Motherless Brooklyn: I Segreti Di Una Città - La Recensione

Motherless Brooklyn Norton
Un investigatore privato viene ucciso nel bel mezzo di un faccia a faccia con dei criminali. La sua squadra – composta da tre ex-orfani che lui stesso ha tolto dalle grinfie delle suore – resta sconvolta e addolorata, ma solo uno – il meno indicato, vista la sindrome di Tourette da cui è afflitto – ha davvero intenzione di spingersi fino in fondo per capire chi è il colpevole e fare luce su un caso, forse, più grosso del previsto e dalle mille ombre.

Torna alla regia Edward Norton – da cui mancava da diciannove anni – e per l’occasione si improvvisa anche sceneggiatore, adattando (liberamente) il romanzo Motherless Brooklyn dello scrittore Jonathan Lethem. Uno sforzo che non gli impedisce minimamente di ritagliarsi pure un ruolo da protagonista (e nemmeno facile), all'interno di un film che guarda esplicitamente al genere noir – nonostante le numerose scene diurne – ricalcando il più possibile gli intrecci, il torbido e gli intrighi politici di un classico come il “Chinatown” di Roman Polanski. Il suo Lionel – come il detective Jake di Jack Nicholson all'epoca – si ritrova, infatti, invischiato al centro di un enigma che si allarga a vista d’occhio e ad ogni indizio, attorcigliando dentro sé stesso personaggi che vanno dai bassifondi della città passando per quelli, soprannominati squali, a cui sarebbe sensato – gli dicono – non andare a mettere i bastoni in mezzo alle ruote. Ma Lionel – fortunatamente oppure no – non è uno di quelli con tutte le rotelle al proprio posto, anzi, se non fa ordine nella sua testa, lui soffre di emicrania, per cui in qualche modo è condannato a perseverare, a ricevere minacce, pugni in faccia e calci alle costole. In più, uno dei pochi vantaggi della sua condizione, è quello di riuscire a ricordare facilmente informazioni, visi, numeri e collegare pezzi del puzzle come pochi altri in circolazione: tutte aggravanti che gli impediscono, onestamente, di farsi da parte.

Motherless Brooklyn DafoeScorre, allora, e nemmeno con molta fatica, questa indagine sporca, immorale e bastarda, dove a tirare le fila – come al solito – è chi detiene il potere e chi è chiamato (o stimolato) a ruotargli attorno. Un’indagine che, nella sua complessità, tuttavia, sa sorprendere poco e aggiungere se possibile ancora meno al suo canovaccio, e nella quale viene piuttosto istintivo indovinare buoni, cattivi e che tipo di progetto finale quest’ultimi abbiano intenzione di raggiungere. Un sistema marcio americano che di certo non ci è nuovo; che fa parte dei cromosomi di una nazione abituata a esercitare potere e a coltivarne la filosofia per allenarla e, di volta in volta, migliorarla, ingigantirla. A tal proposito c’è un dialogo tra Norton e Alec Baldwin, in chiusura, che ha la forza di farsi contemporaneamente potente e agghiacciante, forse il momento più interessante e vivace di una storia ben diretta e interpretata, ma scritta (seppur in forma ordinata) con un pilota eccessivamente automatico che non trova mai il coraggio di farsi manuale e ribelle.
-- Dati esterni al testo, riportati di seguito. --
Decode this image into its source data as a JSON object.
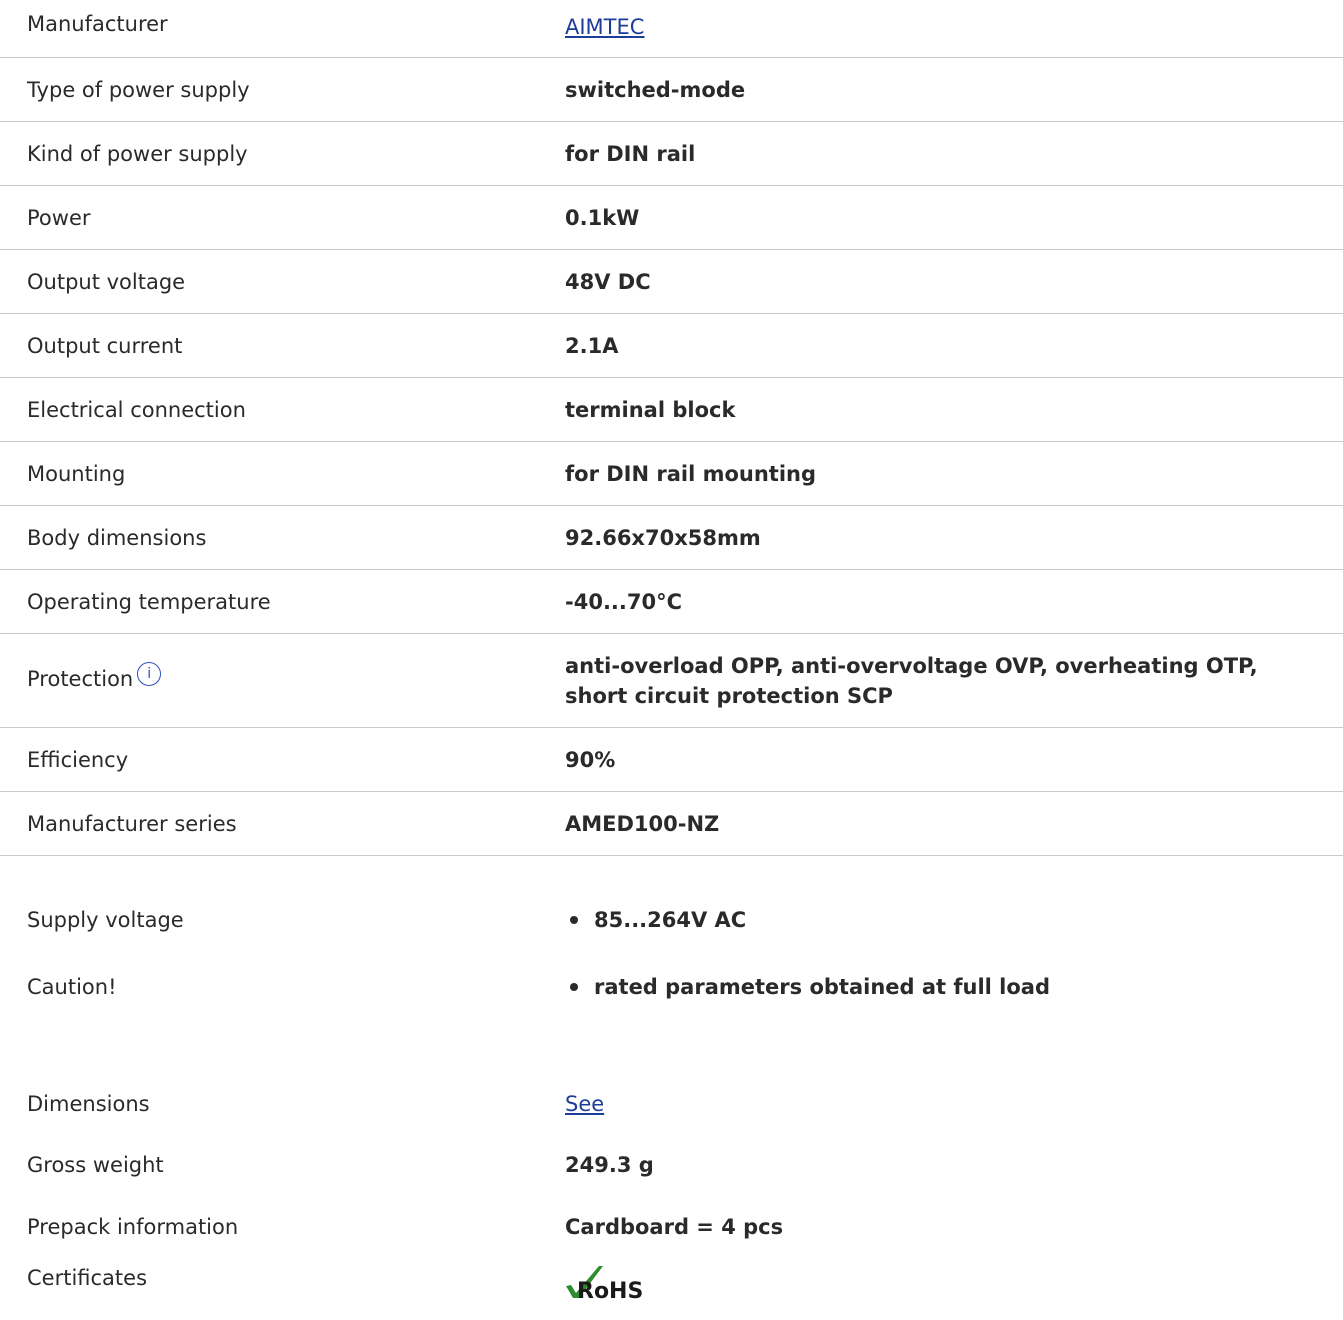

Siamo negli anni '50, eppure i riferimenti all'America di Trump, al suo modo di essere e di fare – e non è un caso, viene da pensare, che sia stato arruolato Baldwin, che del nuovo Presidente è imitatore praticamente ufficiale – sono azzeccati e facili da cogliere, se si ha voglia di carpirli: con discorsi relativi al razzismo, a muri, ponti e grattacieli da costruire che se ne fregano degli esseri umani, complicandone gestione e traffico. Gli intenti di Norton - e quindi la sua posizione politica, antropologica e cinematografica - sono decisamente a fuoco, meno la voglia di rischiare e di osare per poter lasciare un segno.
Quello che lascia, invece, la colonna musicale jazz che accompagna alcune scene di ballo e l'intera l'atmosfera mystery.